Will code using these new hooks have access to the ParserOutput object? This is used by a lot of tags/parser functions to add tracking categories, page_props, RL modules and other metadata.
Topic on Talk:Parsoid/Extension API
Access to ParserOutput?
Hook methods ( in ExtensionTagHandler and DOMProcessor ) and/or ParsoidExtensionAPI need to expose the ParserOutput instance since extensions currently rely on accessing it and updating state.
Good question. The current draft doesn't. But, we could potentially expose both ParserOptions and ParserOutput objects via ParsoidExtensionAPI. @CAnanian (WMF) is working on refactoring the core classes and so the specifics of what methods and properties those classes export might change between now and then.
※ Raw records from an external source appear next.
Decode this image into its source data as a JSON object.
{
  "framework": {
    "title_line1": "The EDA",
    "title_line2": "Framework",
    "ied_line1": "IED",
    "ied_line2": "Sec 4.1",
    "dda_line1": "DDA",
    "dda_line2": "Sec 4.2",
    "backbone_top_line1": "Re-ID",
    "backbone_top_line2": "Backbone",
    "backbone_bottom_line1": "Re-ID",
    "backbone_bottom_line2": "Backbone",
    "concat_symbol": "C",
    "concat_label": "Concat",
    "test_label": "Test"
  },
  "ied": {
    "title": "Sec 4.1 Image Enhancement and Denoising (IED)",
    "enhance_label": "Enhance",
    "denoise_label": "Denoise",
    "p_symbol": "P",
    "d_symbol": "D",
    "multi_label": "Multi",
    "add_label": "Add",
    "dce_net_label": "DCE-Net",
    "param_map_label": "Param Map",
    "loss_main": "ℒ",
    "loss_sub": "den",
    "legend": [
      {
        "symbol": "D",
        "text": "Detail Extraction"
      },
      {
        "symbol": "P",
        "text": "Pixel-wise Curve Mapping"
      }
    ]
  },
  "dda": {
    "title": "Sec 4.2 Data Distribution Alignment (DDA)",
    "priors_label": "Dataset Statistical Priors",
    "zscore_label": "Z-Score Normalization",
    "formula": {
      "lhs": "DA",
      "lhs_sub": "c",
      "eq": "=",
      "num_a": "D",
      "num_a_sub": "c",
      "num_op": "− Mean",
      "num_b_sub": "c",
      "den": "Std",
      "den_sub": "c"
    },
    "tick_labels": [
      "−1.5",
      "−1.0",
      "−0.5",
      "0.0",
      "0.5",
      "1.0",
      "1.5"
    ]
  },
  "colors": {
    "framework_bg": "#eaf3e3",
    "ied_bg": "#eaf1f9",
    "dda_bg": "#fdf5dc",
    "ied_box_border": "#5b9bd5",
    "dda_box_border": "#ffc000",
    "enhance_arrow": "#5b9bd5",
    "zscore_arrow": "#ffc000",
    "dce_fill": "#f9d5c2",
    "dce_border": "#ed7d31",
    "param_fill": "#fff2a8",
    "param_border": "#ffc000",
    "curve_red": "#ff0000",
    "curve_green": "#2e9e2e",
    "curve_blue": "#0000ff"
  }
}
But, that is a detail we can ignore here.
Alternatively, we could proxy the desired functionality through ParsoidExtensionAPI object.
I am not certain yet whether proxying is better OR direct exposure of ParserOptions and ParserOutput classes is better. Thoughts? For example, with the Sanitizer object, we started off with proxying and are now leaning towards direct exposure of the Sanitizer class' API.
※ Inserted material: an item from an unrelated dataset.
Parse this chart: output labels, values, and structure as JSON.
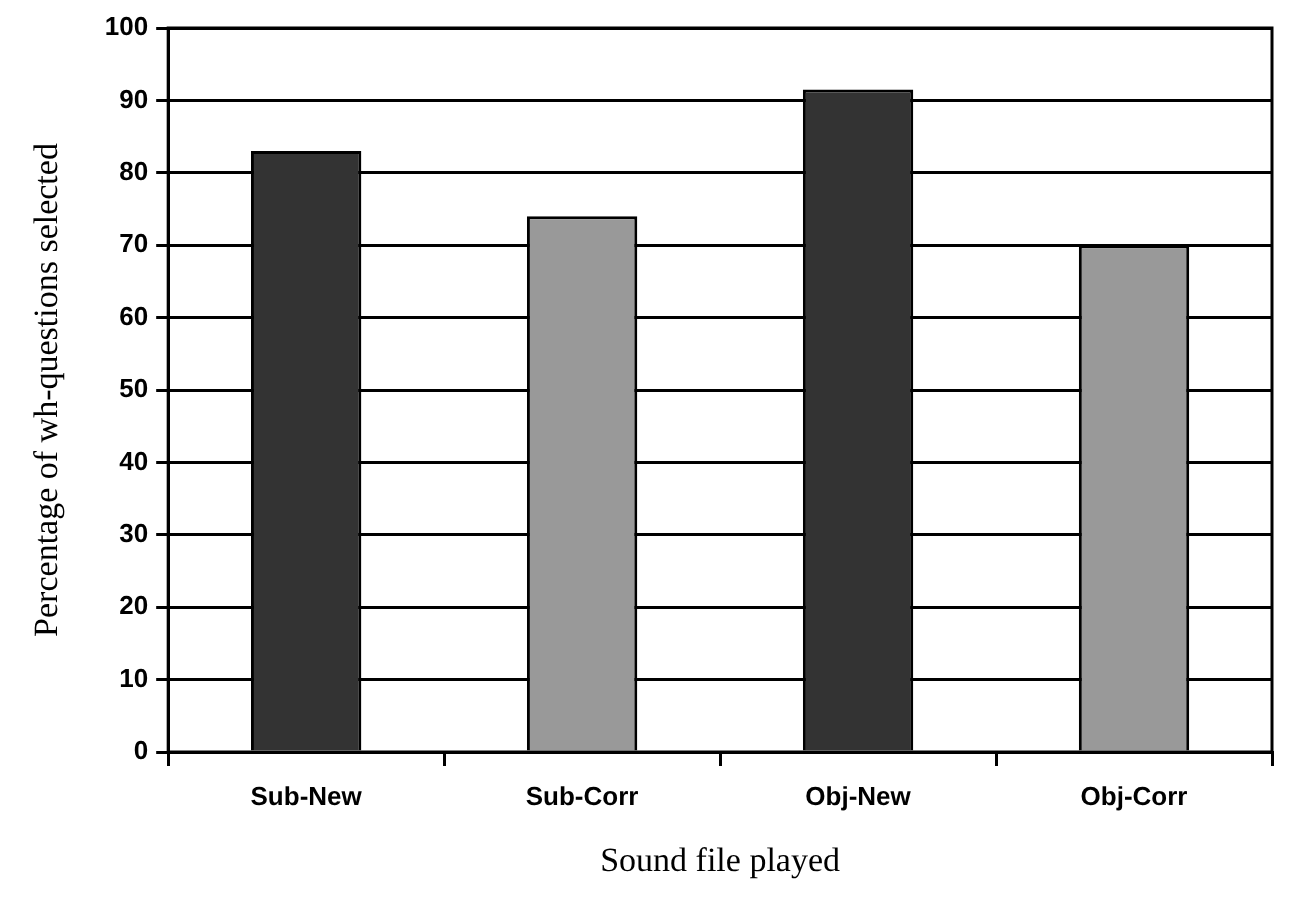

For ParserOutput I personally lean towards direct exposure, because as far as I remember it it's already pretty tailored to things that make sense to access/store while parsing and that are cacheable. If there are things in there that don't make sense in a Parsoid world (and are more specific to the wikitext parser world), then maybe that's an issue, but if not then I think you're probably better off not reinventing the numerous wheels that ParserOutput has acquired over time.
My initial thought here is to proxy desired functionality since (a) there are possibilities of ParserOptions and ParserOutput exposing more configurations than is usable by extensions directly (b) backdoor access to parsing functionality depending on what they expose (c) expands the compatibility interface that we will have to maintain and cannot refactor / modify freely.
But, depending on what the ParserOutput refactor yields, it might be possible to have it be narrow / abstract enough to not have these pitfalls.
Heh! "edit conflict" :-) Yes, depending on the specific details of what the interface exposes, direct exposure can be better. We'll review code and update. Thanks for flagging this gap.
I just looked at that class, and it has 100 odd methods and other public properties. So, that spells the end of any proxying desires. Narrowing interfaces any further is probably best done at a future date. But, for now, it does make sense to expose the ParserOutput class.